Last and First Names

by Don Webb


In a curious double short story, Le Cheval et la mort (‘The Horse and Death’), Vercors has one of his characters explain that the difference between truth and fiction is that true stories have no ending. This is just such a story.

“The name I had the most trouble with was Krapp.”

I had to smile, and my old Italian professor gave his usual chuckle. “Sometimes the names of students are hard to pronounce,” he continued, “but how could I miss with that one?”

“So how did you handle it?” Ever the diligent graduate students, we were ready to take notes at the drop of any tidbit of information.

“I knew I couldn’t say the name without smiling, and that would have hurt the poor girl’s feelings. So I called on the student next to her and then, for the next question, I just said, ‘Next!’”

“Good idea,” I piped up. “I bet she came to be known as ‘Miss Next’.”

All through college I had always been addressed as “Mr. Webb,” even by my favorite professor, Frank G. Ryder. In retrospect I think it helped students’ morale and gave us a sense of seriousness. And it was very much in keeping with the culture of the 1950’s.

That was not to last. The times, they were indeed a-changing in the ’60s and ’70s. Students and faculty shed formality and sought a kind of solidarity against the authority that had brought us the war in Vietnam. And interactive methods of second-language teaching would come along in the ’80s and ’90s; I was searching for them even then.

Small changes can presage a larger tide. In the early ’60s, it was still a rule in the Department of French & Italian at the University of Wisconsin at Madison that all students be addressed as Mister or Miss. There were practically no “Mrs.” and “Ms.” was as yet unknown. Like all the other teaching assistants, I accepted the rule without a thought. That is, until one day...

The first day of class of the semester beginning in January 1964 was sunny and, of course, cold. I had bought a sport coat in France a year or two earlier, a fantaisie, the store clerk had called it. I learned later that it was a polite way of saying “bad taste,” but I didn’t mind; the coat was warm, very durable, and had lots of pockets. And it was the only one I had.
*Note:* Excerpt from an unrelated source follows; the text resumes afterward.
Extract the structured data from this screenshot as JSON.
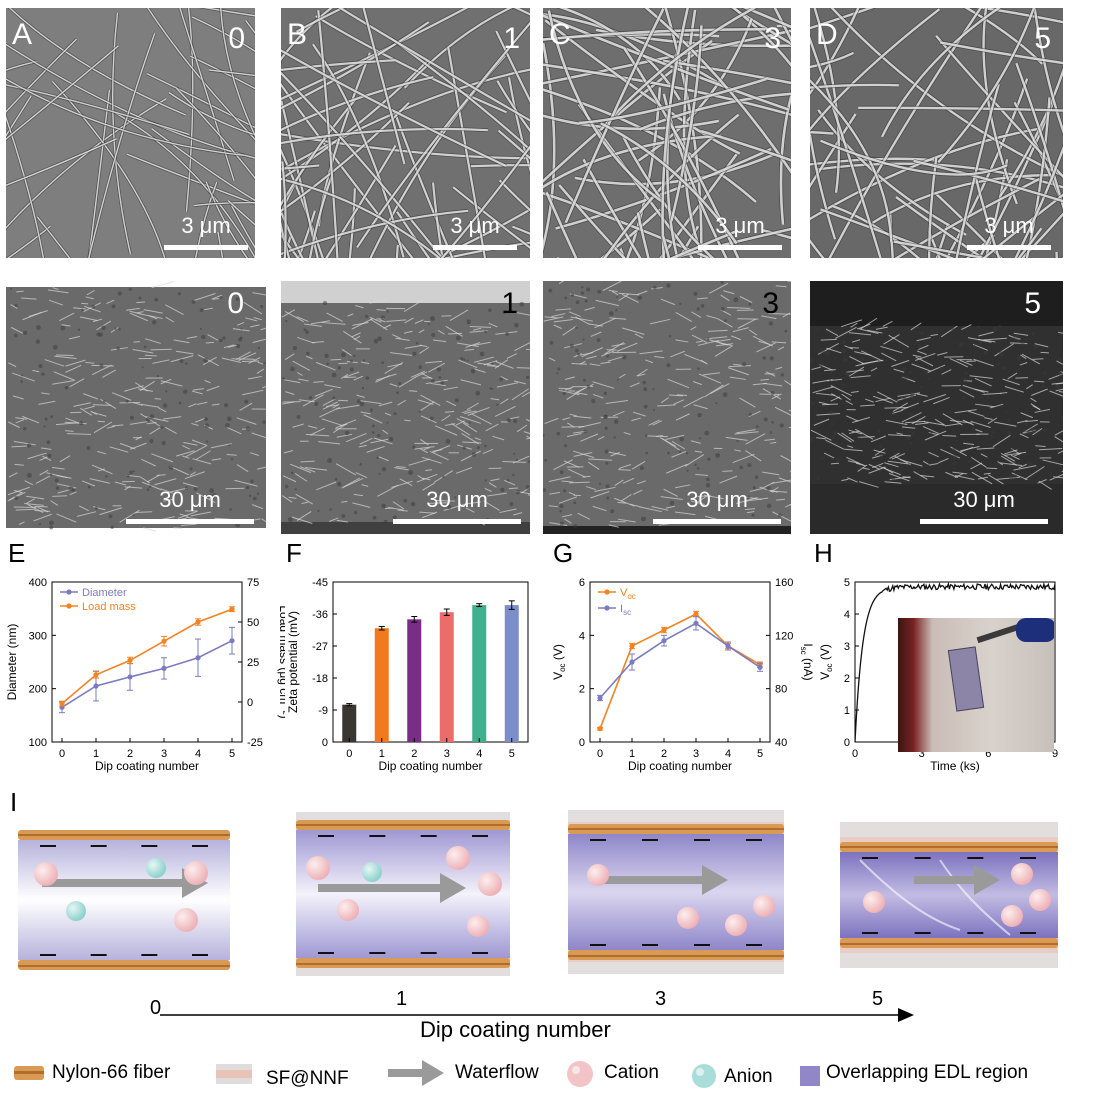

That day, the class cards were late. They were the cardboard punch cards used by computers of that era, and each card had a student’s name printed on it. I always liked to look through the cards before meeting a class for the first time, to see if there were a “Miss Next” or names I couldn’t pronounce.

But that day was an exception. I picked up the cards at the last minute, stuffed them into a pocket of my unique sport coat and ran. I would just have to wing it and read them cold.

Everything went as usual. Greet the class, introduce myself, hand out the course syllabus neatly typed on a typewriter and printed in stencil. And, finally, call the roll.

* * *

I slip the rubber band from the packet of cards onto my wrist and take the cards from the top. Read a name, look for the student, then slide the card onto the bottom of the deck, as it were.

“Mr. Johnson.” A student’s hand goes up. Smiles of recognition at a common but now famous name.

“Mr. Kennedy.” The smiles fade.

“Mr. Oswald...”

* * *

That is not the end, of course, but how can there be any? Perhaps only those old enough today can imagine the stunned silence that froze that classroom, only a few weeks after November 22, 1963. What could anyone say? What did I say? I don’t remember. But the effects were immediate: I staged my own quiet revolution.

In all the years thereafter I’ve seen the name Johnson several times on class lists, which are now printed out or displayed on my computer screen. And Kennedy, less often, but never on the same list. And never again the name Oswald. Was it fate showing a sinister smile? Possibly.

But those three names one after the other, with no L’s, M’s or N’s? Did someone in the University of Wisconsin computer center sit up all night, plotting to stack my hand with a royal flush in spades? I think so. He never knew how his practical joke played out, but it had effects beyond his wildest dreams. From that moment on — rules be damned — I have always called students by their first names.